Sorry but I don't know how to insert a file, who can explain? Thanks in advance.


----------



## Trap1 (Apr 12, 2020)

Interesting! I dont test to breaking point or use scales. I simply draw 2 lines 10mm apart across strip with ballpoint stretch by hand along a ruler (the pen marks expands in width to approx 5mm..) & measure from edge of pen mark to the same edge on the other (stretched) mark to a point I'm comfortable with & note the elongation.

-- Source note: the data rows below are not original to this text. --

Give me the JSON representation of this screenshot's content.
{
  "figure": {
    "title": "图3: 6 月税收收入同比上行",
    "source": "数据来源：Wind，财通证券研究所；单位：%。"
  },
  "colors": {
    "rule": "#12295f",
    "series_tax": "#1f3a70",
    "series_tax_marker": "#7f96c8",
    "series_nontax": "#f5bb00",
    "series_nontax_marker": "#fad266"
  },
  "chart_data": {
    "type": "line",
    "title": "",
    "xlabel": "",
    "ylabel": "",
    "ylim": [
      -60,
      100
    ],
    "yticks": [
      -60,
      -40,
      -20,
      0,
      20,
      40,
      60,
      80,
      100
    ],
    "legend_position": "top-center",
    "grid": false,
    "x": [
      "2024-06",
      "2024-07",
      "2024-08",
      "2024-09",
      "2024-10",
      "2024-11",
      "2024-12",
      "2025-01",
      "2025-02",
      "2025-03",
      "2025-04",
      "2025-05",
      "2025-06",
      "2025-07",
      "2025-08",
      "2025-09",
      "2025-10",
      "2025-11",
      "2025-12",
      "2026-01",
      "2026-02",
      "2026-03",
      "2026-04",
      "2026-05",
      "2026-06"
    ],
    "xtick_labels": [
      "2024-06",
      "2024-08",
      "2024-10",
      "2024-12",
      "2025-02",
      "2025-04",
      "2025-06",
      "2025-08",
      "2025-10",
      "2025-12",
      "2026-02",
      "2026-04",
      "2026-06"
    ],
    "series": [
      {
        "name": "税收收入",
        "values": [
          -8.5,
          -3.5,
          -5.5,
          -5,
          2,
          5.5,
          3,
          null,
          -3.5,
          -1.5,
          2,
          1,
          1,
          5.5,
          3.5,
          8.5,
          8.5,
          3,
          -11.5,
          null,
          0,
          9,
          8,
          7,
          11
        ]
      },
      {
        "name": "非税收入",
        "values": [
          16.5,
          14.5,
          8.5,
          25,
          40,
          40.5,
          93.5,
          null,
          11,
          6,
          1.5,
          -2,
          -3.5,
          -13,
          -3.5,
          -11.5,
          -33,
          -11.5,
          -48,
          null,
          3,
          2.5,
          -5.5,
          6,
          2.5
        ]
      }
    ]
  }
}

*Hit the paper clip on the tools bar below ↓ to insert files!*


----------



## orion25 (Nov 10, 2021)

Not possible insert file .ods, problem with extension, See picture.


----------



## Trap1 (Apr 12, 2020)

Hmmm! You might need to extract/save this in another file format, PDF would work (..havent tried excel format on here so no sure.)


----------



## orion25 (Nov 10, 2021)

Link to file


----------



## orion25 (Nov 10, 2021)

orion25 said:


> Link to file


Can you test link ?
Thanks in advance.


----------



## treefork (Feb 1, 2010)

Welcome to the forum .


----------



## Reed Lukens (Aug 16, 2020)

The link works. 
Take a screen shot of your .ods file and post it as a jpeg. There are a number of different rare formats that don't work on this site.


----------



## orion25 (Nov 10, 2021)

Hello friends
Thank you for your help and advice
Good day;


----------



## Trap1 (Apr 12, 2020)

Reed Lukens said:


> The link works.
> Take a screen shot of your .ods file and post it as a jpeg. There are a number of different rare formats that don't work on this site.





orion25 said:


> Hello friends
> Thank you for your help and advice
> Good day;


Hi Reed, Orion...

I opened this file in openoffice & only the left hand data was visible, I opened it in excel & it was complete with graph. I dont have license for excel (trial only) so export greyed oot! I just snipped this using windows snipping tool ( better than fullsize screenshot) renamed the file & saved in .png format to my desktop (could've used pdf/jpeg etc these would also have worked.) I then used the paperclip below to insert in this post Orion. Hope this helps.
Orion.


----------



## orion25 (Nov 10, 2021)

Hello friends,
attached, here is a PDF version of the results.
Have good day;


----------